Total klasse finde ich Harry aus Tutzing am Starnberger See. Wir chatten viele Stunden, Tage und Nächte auf Skype. Er ist super lustig, spontan, schlagfertig, kinderlieb, sieht gut aus und bringt mich selbst schriftlich ständig zum Lachen. Irgendwann fragt er mich, wann er uns kennenlernen darf. Ich könnte doch mit den Kindern einen Tag oder gerne ein ganzes Wochenende raus an den See kommen. Ich zögere… Da fragt Harry: »Oder schreckt dich etwa mein Alter ab?« Bisher hatte ich ihn nie nach seinem Alter gefragt. Dem Foto nach zu urteilen, welches nach eigenen Worten ganz aktuell sei, konnte er maximal Ende dreißig sein. »Wieso, wie alt bist du denn?« »Siebenundvierzig«, antwortet Harry. Ich kann es kaum glauben.
In dem Moment macht es bei mir Klick und ich bin ihm gegenüber wie verwandelt, nicht mehr locker flirtend, sondern von einer Sekunde auf die andere total verkrampft. Plötzlich möchte ich ihn auch nicht mehr treffen. Und das, obwohl er nur zehn Kilometer von meiner besten Freundin entfernt wohnt. Wann sollte ich so jemand noch mal finden? Wie schön es doch wäre, wenn unsere Kinder zusammen aufwachsen und so wie wir damals nach der Schule die Nachmittage gemeinsam verbringen könnten.

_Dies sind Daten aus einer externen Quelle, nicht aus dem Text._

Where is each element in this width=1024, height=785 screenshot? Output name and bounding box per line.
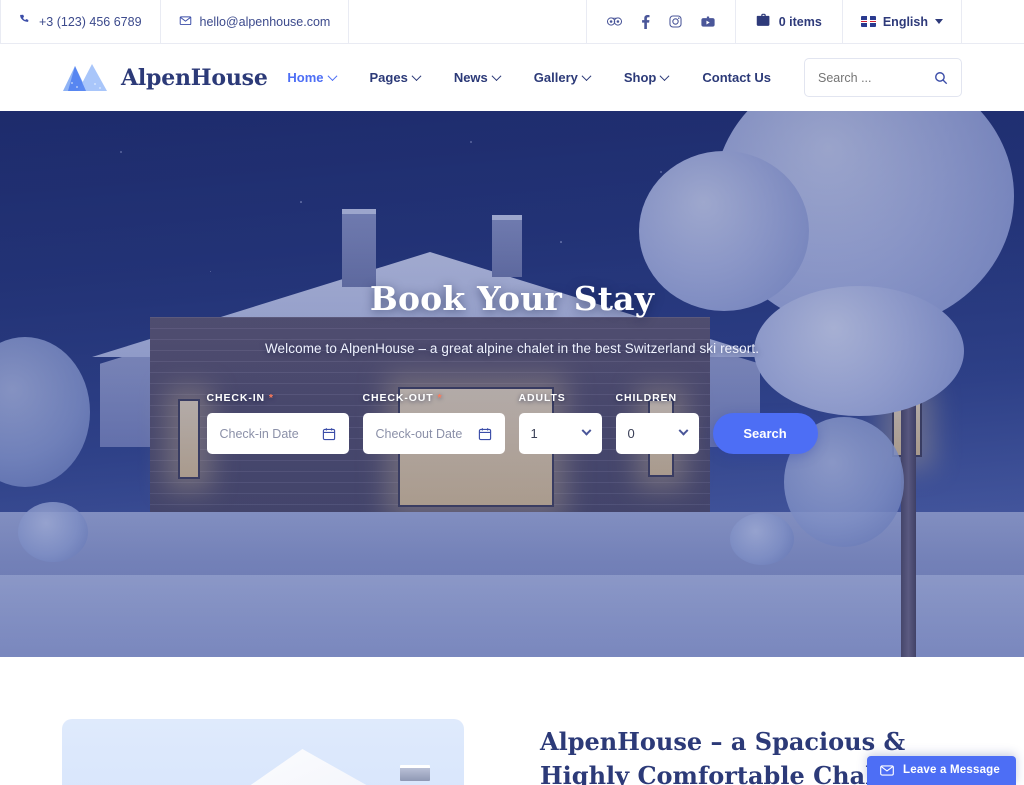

Trotzdem lasse ich unsere Chats langsam auslaufen, bin immer seltener online, habe jeweils schnell wieder etwas zu tun und Harry merkt sehr zeitnah, dass aus uns nichts werden soll. Er schreibt mir noch wie sehr er es bedauert, dass ich uns keine Chance gebe. Ich antworte ihm, dass es mir leid tut und fühle schon in diesem Moment, einen Riesenfehler zu machen. Bis aufs Alter stimmte bei ihm eigentlich alles.

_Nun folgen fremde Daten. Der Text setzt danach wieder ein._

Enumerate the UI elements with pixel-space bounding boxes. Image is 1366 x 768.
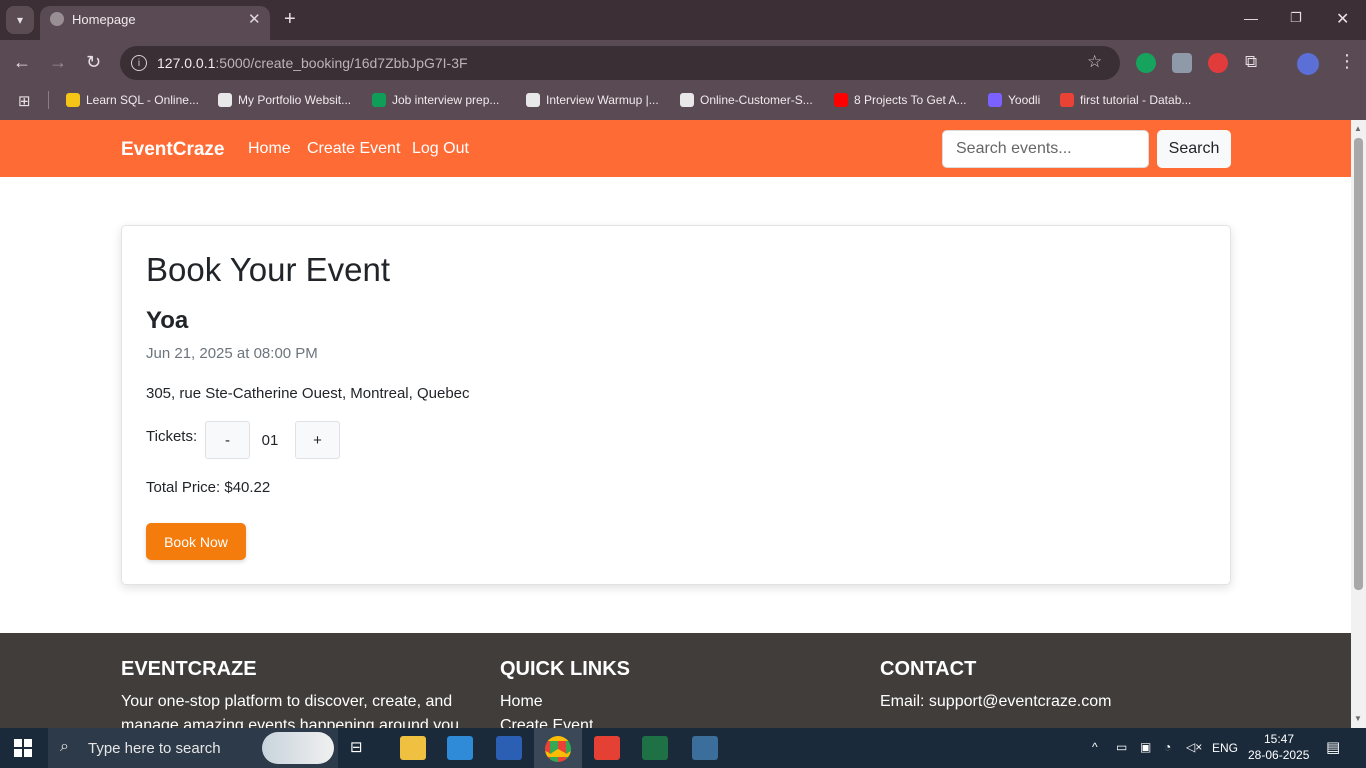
footer-link-create-event[interactable]: Create Event	[500, 717, 593, 728]
network-icon[interactable]: ▣	[1140, 740, 1151, 754]
bookmark-label: first tutorial - Datab...	[1080, 93, 1192, 107]
tickets-label: Tickets:	[146, 428, 198, 445]
footer-link-home[interactable]: Home	[500, 693, 543, 711]
footer-about-text: Your one-stop platform to discover, crea…	[121, 693, 453, 710]
tab-search-button[interactable]: ▾	[6, 6, 34, 34]
vscode-icon[interactable]	[447, 736, 473, 760]
globe-icon	[50, 12, 64, 26]
bookmark-item[interactable]: My Portfolio Websit...	[218, 92, 351, 108]
bookmark-favicon-icon	[1060, 93, 1074, 107]
language-indicator[interactable]: ENG	[1212, 741, 1238, 755]
gmail-icon[interactable]	[594, 736, 620, 760]
search-highlight-image	[262, 732, 334, 764]
close-window-icon[interactable]: ✕	[1336, 9, 1349, 29]
url-path: :5000/create_booking/16d7ZbbJpG7I-3F	[215, 55, 468, 71]
tray-chevron-icon[interactable]: ^	[1092, 740, 1098, 754]
footer-contact-heading: CONTACT	[880, 658, 977, 680]
footer-email: Email: support@eventcraze.com	[880, 693, 1112, 710]
reload-icon[interactable]: ↻	[86, 52, 101, 73]
minimize-icon[interactable]: —	[1244, 10, 1258, 26]
forward-arrow-icon[interactable]: →	[49, 52, 67, 73]
page-title: Book Your Event	[146, 251, 391, 288]
bookmark-label: Job interview prep...	[392, 93, 500, 107]
bookmark-star-icon[interactable]: ☆	[1087, 52, 1102, 72]
bookmark-item[interactable]: first tutorial - Datab...	[1060, 92, 1191, 108]
word-icon[interactable]	[496, 736, 522, 760]
back-arrow-icon[interactable]: ←	[13, 52, 31, 73]
url-host: 127.0.0.1	[157, 55, 216, 71]
windows-start-icon[interactable]	[14, 739, 32, 762]
apps-grid-icon[interactable]: ⊞	[18, 92, 31, 110]
site-info-icon[interactable]: i	[131, 55, 147, 71]
footer-about-text-2: manage amazing events happening around y…	[121, 717, 464, 728]
scroll-thumb[interactable]	[1354, 138, 1363, 590]
bookmark-favicon-icon	[834, 93, 848, 107]
decrement-tickets-button[interactable]: -	[205, 421, 250, 459]
bookmark-favicon-icon	[66, 93, 80, 107]
taskbar-search-text: Type here to search	[88, 740, 221, 757]
event-name: Yoa	[146, 307, 189, 334]
profile-avatar[interactable]	[1297, 53, 1319, 75]
clock-date[interactable]: 28-06-2025	[1248, 748, 1309, 762]
nav-link-create-event[interactable]: Create Event	[307, 140, 400, 158]
event-date: Jun 21, 2025 at 08:00 PM	[146, 345, 318, 362]
search-icon: ⌕	[60, 738, 69, 755]
file-explorer-icon[interactable]	[400, 736, 426, 760]
bookmark-label: 8 Projects To Get A...	[854, 93, 967, 107]
close-tab-icon[interactable]: ✕	[248, 10, 261, 28]
task-view-icon[interactable]: ⊟	[350, 738, 363, 756]
grammarly-extension-icon[interactable]	[1136, 53, 1156, 73]
nav-link-log-out[interactable]: Log Out	[412, 140, 469, 158]
search-button[interactable]: Search	[1157, 130, 1231, 168]
bookmark-item[interactable]: Yoodli	[988, 92, 1040, 108]
mysql-workbench-icon[interactable]	[692, 736, 718, 760]
bookmark-label: Yoodli	[1008, 93, 1041, 107]
excel-icon[interactable]	[642, 736, 668, 760]
bookmark-divider	[48, 91, 49, 109]
clock-time[interactable]: 15:47	[1264, 732, 1294, 746]
bookmark-item[interactable]: Learn SQL - Online...	[66, 92, 199, 108]
notifications-icon[interactable]: ▤	[1326, 738, 1340, 756]
increment-tickets-button[interactable]: +	[295, 421, 340, 459]
scroll-up-arrow-icon[interactable]: ▲	[1354, 124, 1362, 133]
bookmark-item[interactable]: Interview Warmup |...	[526, 92, 659, 108]
search-input[interactable]	[942, 130, 1149, 168]
book-now-button[interactable]: Book Now	[146, 523, 246, 560]
shield-extension-icon[interactable]	[1172, 53, 1192, 73]
bookmark-label: My Portfolio Websit...	[238, 93, 352, 107]
bookmark-favicon-icon	[218, 93, 232, 107]
battery-icon[interactable]: ▭	[1116, 740, 1127, 754]
restore-icon[interactable]: ❐	[1290, 10, 1302, 26]
extensions-puzzle-icon[interactable]: ⧉	[1245, 52, 1257, 72]
more-menu-icon[interactable]: ⋮	[1338, 51, 1356, 72]
bookmark-label: Learn SQL - Online...	[86, 93, 199, 107]
ticket-quantity: 01	[261, 432, 279, 449]
footer-about-heading: EVENTCRAZE	[121, 658, 257, 680]
bookmark-favicon-icon	[680, 93, 694, 107]
red-extension-icon[interactable]	[1208, 53, 1228, 73]
total-price: Total Price: $40.22	[146, 479, 271, 496]
bookmark-item[interactable]: Job interview prep...	[372, 92, 499, 108]
bookmark-item[interactable]: Online-Customer-S...	[680, 92, 813, 108]
wifi-icon[interactable]: ◔	[1164, 740, 1171, 754]
bookmark-item[interactable]: 8 Projects To Get A...	[834, 92, 967, 108]
scroll-down-arrow-icon[interactable]: ▼	[1354, 714, 1362, 723]
event-address: 305, rue Ste-Catherine Ouest, Montreal, …	[146, 385, 470, 402]
chrome-icon[interactable]	[545, 736, 571, 762]
url-text[interactable]: 127.0.0.1:5000/create_booking/16d7ZbbJpG…	[157, 55, 468, 71]
tab-title: Homepage	[72, 12, 136, 27]
footer-links-heading: QUICK LINKS	[500, 658, 630, 680]
bookmark-favicon-icon	[526, 93, 540, 107]
nav-link-home[interactable]: Home	[248, 140, 291, 158]
bookmark-favicon-icon	[988, 93, 1002, 107]
new-tab-button[interactable]: +	[284, 8, 296, 31]
volume-muted-icon[interactable]: ◁×	[1186, 740, 1202, 754]
bookmark-label: Online-Customer-S...	[700, 93, 813, 107]
site-brand[interactable]: EventCraze	[121, 139, 225, 161]
bookmark-favicon-icon	[372, 93, 386, 107]
bookmark-label: Interview Warmup |...	[546, 93, 659, 107]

Aber ich habe ja noch Franz aus Wien. Er verfasst liebevolle E-Mails, wir chatten wochenlang auf Facebook, verstehen uns prima und er ist sehr charmant – genauso, wie ich mir meinen Traummann zuvor ausgemalt hatte. Für ein erstes Date will er mich sogar zu den Salzburger Festspielen in ein Wellness-Hotel einladen. Ich freue mich tierisch und bin aufgeregt wie ein Teenager. Nach eigener Aussage hat er die Karten zu den Festspielen bereits besorgt und das Hotel gebucht. Daraufhin bitte ich meine Mom, am kommenden Wochenende als Babysitter für die Jungs einzuspringen.
Doch plötzlich, nur wenige Tage vorher, fängt Franz plötzlich an rumzudrucksen. Ihm geht das alles viel zu schnell, er braucht noch etwas Zeit und ich möchte bitte erst einmal für ein Wochenende nach Wien kommen. Ich bin schockiert. Wieso ich? Sollte er nicht eigentlich mir entgegenkommen?
Ich mache ihm klar, dass ich mit zwei Kleinkindern daheim unmöglich mal schnell für ein Date nach Wien fahren kann. Was denkt der sich eigentlich? Ziemlich kurzfristige Absage wie ich finde. Und woher kommt eigentlich diese abrupte Planänderung?
Langsam macht sich Ernüchterung breit. Vielleicht war die Annonce ja doch nicht so erfolgreich wie zunächst angenommen.
Die einzig willkommene Abwechslung in diesen Tagen ist eine liebe Nachricht von Katti. Und hey, die kommt schon fünf Wochen nach unserem Treffen. Ich freue mich sehr, dass sie sich erkundigt, wie es mir geht und ob ich auf die Anzeige hin meinen Traumprinzen gefunden habe. Kurz und knapp antworte ich, dass der Richtige leider nicht dabei war.
Somit stehe ich nach einigen recht emotionalen Wochen wieder da, wo ich schon am Frühlingsanfang stand – allein mit zwei Kindern in einer Wohngemeinschaft in Niederbayern.